For the two interconnects used in this study, listeners could hear a difference between the interconnects despite the fact that the measured frequency response of the cables was nearly identical. Electrical differences were identified, however, in how each cable handled noise, and Kunchur has a separate paper that discusses between-cable differences in the time domain as well.
I think this is a useful study that is worth reading for anyone interested in developing a better understanding of how audio interconnects can differ and how to do blind testing of cables (or other gear) without repeating past mistakes.
There is certainly no shortage of critics.
In the forum linked in the References the author addressed some of his critics with a statement pointing out knowledge is accumulated stepwise.
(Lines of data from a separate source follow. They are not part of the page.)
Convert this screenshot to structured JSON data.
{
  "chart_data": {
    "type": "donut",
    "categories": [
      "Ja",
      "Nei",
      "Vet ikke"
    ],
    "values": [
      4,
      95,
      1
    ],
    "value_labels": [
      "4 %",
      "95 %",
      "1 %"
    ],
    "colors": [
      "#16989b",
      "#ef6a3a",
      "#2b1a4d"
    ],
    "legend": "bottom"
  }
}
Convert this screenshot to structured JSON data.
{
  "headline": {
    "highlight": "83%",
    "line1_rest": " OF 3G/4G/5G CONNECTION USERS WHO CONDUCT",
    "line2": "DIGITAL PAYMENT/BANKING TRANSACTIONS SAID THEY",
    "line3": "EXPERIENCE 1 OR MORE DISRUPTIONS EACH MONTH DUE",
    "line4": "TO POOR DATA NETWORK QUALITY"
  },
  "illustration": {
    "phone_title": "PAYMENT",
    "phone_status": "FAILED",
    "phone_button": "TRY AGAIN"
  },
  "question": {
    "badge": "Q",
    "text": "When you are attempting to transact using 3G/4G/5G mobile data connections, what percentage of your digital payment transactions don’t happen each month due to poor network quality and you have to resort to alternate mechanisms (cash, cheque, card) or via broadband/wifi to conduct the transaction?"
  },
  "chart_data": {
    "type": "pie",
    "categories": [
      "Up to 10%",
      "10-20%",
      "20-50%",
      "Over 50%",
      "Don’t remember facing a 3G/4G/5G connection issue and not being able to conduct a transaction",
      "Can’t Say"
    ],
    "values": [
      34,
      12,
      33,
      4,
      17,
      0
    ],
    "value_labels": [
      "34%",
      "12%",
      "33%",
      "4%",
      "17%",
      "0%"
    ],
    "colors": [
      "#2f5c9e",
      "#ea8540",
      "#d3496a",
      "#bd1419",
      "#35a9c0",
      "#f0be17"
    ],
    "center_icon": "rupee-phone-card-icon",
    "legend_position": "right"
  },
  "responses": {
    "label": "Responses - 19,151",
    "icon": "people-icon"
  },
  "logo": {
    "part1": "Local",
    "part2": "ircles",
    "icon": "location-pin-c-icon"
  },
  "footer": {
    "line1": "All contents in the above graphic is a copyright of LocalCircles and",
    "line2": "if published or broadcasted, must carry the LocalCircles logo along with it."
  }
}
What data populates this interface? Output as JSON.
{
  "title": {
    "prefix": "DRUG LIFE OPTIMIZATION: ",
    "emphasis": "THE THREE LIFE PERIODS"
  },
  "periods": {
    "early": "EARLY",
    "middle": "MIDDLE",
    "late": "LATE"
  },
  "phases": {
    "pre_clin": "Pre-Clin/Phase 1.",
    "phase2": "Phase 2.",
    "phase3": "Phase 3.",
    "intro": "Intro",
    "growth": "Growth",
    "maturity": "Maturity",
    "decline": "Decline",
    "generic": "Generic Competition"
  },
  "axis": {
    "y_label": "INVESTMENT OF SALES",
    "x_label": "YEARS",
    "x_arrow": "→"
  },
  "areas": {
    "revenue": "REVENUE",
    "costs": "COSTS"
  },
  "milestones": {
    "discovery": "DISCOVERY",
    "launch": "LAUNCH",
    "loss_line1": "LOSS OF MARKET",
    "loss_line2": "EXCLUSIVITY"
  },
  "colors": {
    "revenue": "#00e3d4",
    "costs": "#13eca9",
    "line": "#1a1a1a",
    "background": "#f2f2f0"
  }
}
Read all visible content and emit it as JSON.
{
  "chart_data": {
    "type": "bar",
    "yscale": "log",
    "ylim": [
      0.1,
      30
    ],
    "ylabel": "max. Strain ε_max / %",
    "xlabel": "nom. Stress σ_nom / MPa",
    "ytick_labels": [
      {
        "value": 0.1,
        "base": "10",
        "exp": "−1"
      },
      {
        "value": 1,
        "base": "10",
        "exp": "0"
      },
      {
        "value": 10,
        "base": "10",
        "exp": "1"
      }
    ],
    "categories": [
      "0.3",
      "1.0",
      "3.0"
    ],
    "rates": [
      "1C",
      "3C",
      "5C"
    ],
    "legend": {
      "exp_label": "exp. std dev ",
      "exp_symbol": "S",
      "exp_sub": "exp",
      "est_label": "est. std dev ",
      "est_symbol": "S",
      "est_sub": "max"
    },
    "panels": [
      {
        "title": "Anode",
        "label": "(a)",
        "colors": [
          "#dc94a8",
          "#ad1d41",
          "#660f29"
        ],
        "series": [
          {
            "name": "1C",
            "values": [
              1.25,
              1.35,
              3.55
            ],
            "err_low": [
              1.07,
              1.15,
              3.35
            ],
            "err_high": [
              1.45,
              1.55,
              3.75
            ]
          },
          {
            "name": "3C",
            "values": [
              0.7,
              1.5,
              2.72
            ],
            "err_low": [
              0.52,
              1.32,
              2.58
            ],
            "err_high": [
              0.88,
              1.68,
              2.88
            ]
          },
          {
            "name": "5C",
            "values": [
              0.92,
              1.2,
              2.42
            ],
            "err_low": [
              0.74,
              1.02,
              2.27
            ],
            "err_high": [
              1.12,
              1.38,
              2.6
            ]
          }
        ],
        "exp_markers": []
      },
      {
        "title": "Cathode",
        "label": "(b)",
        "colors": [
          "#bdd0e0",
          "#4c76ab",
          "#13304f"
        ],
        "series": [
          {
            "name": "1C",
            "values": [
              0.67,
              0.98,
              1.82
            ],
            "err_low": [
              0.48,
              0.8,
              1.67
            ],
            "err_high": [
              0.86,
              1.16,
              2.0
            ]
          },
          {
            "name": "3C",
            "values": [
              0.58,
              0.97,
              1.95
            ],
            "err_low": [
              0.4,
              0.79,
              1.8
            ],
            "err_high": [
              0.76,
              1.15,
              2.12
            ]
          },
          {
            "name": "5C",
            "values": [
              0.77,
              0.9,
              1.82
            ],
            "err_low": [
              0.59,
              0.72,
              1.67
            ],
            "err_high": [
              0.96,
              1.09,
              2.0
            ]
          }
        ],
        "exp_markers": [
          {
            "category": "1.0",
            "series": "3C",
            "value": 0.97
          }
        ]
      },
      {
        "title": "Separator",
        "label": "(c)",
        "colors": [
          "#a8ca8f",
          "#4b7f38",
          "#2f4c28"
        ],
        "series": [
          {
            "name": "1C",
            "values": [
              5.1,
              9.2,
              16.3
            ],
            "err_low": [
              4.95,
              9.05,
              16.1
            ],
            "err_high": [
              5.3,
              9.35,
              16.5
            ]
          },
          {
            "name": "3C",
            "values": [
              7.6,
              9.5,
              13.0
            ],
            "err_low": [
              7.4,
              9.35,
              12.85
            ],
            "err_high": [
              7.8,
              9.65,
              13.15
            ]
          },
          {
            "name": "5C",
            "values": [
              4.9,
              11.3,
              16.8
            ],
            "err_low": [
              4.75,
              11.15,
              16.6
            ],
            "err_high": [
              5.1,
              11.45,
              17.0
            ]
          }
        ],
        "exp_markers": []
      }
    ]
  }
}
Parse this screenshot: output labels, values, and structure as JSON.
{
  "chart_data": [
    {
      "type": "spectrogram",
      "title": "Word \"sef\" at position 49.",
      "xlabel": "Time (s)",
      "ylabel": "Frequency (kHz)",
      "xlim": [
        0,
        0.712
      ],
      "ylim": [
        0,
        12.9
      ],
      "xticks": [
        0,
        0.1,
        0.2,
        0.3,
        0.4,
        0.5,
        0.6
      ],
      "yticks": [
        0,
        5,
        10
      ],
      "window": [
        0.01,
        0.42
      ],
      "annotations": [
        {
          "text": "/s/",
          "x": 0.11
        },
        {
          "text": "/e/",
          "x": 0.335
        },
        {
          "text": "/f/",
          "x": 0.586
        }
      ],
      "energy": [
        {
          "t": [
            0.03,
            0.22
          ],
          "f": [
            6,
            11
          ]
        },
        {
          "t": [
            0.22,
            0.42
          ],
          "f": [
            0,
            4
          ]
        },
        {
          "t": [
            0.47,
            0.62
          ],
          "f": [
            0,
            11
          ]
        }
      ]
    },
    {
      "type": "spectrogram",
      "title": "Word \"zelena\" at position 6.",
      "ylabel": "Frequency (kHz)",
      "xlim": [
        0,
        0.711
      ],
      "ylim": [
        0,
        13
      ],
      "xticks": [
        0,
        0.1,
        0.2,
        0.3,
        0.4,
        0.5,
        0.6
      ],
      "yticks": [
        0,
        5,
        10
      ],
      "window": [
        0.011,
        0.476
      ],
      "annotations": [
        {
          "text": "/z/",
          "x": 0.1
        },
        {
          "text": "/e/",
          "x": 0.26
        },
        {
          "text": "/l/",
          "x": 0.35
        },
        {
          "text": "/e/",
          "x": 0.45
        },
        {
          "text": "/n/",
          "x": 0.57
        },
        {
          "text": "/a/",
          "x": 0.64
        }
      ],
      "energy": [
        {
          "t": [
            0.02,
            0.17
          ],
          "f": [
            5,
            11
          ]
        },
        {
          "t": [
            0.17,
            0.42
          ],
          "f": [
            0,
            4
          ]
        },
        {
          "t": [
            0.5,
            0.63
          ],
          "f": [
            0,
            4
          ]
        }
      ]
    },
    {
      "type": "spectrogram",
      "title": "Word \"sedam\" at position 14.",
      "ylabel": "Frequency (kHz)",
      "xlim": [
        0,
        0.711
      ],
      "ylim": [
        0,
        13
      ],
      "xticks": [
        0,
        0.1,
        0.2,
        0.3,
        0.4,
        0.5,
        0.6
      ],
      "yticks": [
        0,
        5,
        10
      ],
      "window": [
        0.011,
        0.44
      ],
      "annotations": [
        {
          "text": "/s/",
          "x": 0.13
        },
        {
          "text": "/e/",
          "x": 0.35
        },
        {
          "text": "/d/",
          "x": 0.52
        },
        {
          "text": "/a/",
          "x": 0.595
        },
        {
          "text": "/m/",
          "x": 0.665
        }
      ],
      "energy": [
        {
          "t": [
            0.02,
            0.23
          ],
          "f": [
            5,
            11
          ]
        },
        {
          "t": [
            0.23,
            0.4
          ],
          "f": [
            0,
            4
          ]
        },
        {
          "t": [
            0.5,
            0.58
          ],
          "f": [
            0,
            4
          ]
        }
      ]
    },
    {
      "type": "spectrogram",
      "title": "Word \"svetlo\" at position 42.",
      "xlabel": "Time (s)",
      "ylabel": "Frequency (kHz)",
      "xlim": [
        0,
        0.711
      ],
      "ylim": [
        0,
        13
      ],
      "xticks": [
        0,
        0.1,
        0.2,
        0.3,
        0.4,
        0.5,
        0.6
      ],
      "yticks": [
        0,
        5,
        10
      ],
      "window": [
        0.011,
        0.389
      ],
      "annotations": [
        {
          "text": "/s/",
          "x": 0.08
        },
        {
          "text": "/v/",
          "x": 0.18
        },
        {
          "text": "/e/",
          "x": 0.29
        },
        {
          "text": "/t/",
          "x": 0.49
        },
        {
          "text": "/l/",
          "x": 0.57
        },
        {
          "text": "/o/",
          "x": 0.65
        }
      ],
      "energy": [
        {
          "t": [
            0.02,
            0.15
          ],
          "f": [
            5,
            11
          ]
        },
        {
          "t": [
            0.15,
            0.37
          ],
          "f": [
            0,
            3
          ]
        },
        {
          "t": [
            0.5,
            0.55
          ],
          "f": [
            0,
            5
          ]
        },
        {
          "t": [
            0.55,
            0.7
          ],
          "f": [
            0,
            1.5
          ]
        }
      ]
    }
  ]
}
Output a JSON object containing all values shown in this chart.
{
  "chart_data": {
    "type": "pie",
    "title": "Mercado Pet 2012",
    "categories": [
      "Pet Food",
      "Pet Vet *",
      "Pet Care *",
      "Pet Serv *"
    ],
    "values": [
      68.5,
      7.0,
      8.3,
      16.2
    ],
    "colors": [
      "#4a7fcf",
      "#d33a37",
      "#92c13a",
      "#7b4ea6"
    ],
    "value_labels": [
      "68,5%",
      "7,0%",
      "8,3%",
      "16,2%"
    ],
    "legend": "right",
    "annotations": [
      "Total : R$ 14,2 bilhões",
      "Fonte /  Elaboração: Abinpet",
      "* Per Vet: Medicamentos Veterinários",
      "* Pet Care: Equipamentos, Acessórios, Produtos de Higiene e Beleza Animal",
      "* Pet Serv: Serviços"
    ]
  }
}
“Knowledge generation in research is, by its nature, a stochastic and fragmentary process. A neatly tied up final result cannot be ordered from a menu. Each work contributes pieces to the puzzle, which gradually coalesce to form a complete picture.”
That’s a great article. I almost understood it. Sadly, I never paid attention in science. I probably should have. I also cursed a lot. I probably shouldn’t have. My mother said I should’ve been a sailor. Today, I still don’t understand science, really, and I still curse a lot. This combined is probably why cable science to me is a lowest common denominator when I’m experimenting with cables:
“________ this sounds _______ good.”
“______ what the ______ is wrong with these ______ cables? It sounds like _____!”